Engineers working at Cardiff University firm MicroBridge Services have developed a micro-needle array sensor that could help amputees move artificial limbs using their brains.

The
sensor, which contains 100 tiny needles, can be fitted to specific
parts of the brain responsible for movement and can relay nerve
impulses straight to false limbs in order for them to respond.

The
engineers were contacted by Utah University to create the sensors in
tungsten carbide for its bionic implant research project. The tungsten
carbide is extremely tough and conducts electricity.

The needles
are thin enough and long enough to penetrate the brain safely to pick
up signals from the brain. These signals are then amplified and
transmitted to the prosthetic limbs, producing movement.

Patients
with the implant then learn to move the limb by generating the correct
brain signal.

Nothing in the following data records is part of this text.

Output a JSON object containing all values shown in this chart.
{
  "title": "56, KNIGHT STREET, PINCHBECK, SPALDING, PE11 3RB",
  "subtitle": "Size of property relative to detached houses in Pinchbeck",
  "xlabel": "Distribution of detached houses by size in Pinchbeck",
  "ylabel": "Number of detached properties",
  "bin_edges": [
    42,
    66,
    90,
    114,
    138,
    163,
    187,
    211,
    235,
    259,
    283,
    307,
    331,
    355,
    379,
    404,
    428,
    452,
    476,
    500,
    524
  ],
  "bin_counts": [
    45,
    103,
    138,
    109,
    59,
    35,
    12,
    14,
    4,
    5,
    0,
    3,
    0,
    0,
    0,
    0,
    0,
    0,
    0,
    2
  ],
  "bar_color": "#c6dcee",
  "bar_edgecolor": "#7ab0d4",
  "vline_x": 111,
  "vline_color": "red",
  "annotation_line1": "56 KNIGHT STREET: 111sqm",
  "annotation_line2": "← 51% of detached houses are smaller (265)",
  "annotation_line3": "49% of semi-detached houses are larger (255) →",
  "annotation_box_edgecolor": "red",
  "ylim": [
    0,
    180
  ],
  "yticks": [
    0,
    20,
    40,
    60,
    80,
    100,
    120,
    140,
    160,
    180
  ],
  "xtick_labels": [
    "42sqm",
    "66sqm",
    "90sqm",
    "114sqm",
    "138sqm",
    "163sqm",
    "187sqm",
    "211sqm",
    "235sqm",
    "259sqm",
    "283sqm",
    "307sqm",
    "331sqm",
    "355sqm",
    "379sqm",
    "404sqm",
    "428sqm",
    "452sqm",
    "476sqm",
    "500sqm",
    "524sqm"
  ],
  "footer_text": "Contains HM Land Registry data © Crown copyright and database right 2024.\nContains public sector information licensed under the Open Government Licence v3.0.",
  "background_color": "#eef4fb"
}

According to Dr Robert Hoyle, from MicroBridge Services,
the results are encouraging.

"The researchers in Utah have had patients controlling simple
mechanical operations like gripping objects with the prosthetic limbs
or operating a mouse," he told the BBC.

He said that the next challenge was to get more needls on the sensor as
this would increase the control a patient has over their false limb.

In the long term, the researchers want to make a sensor that sits on
the spinal column of somebody who has broken their neck so they could
learn to move their own limbs again.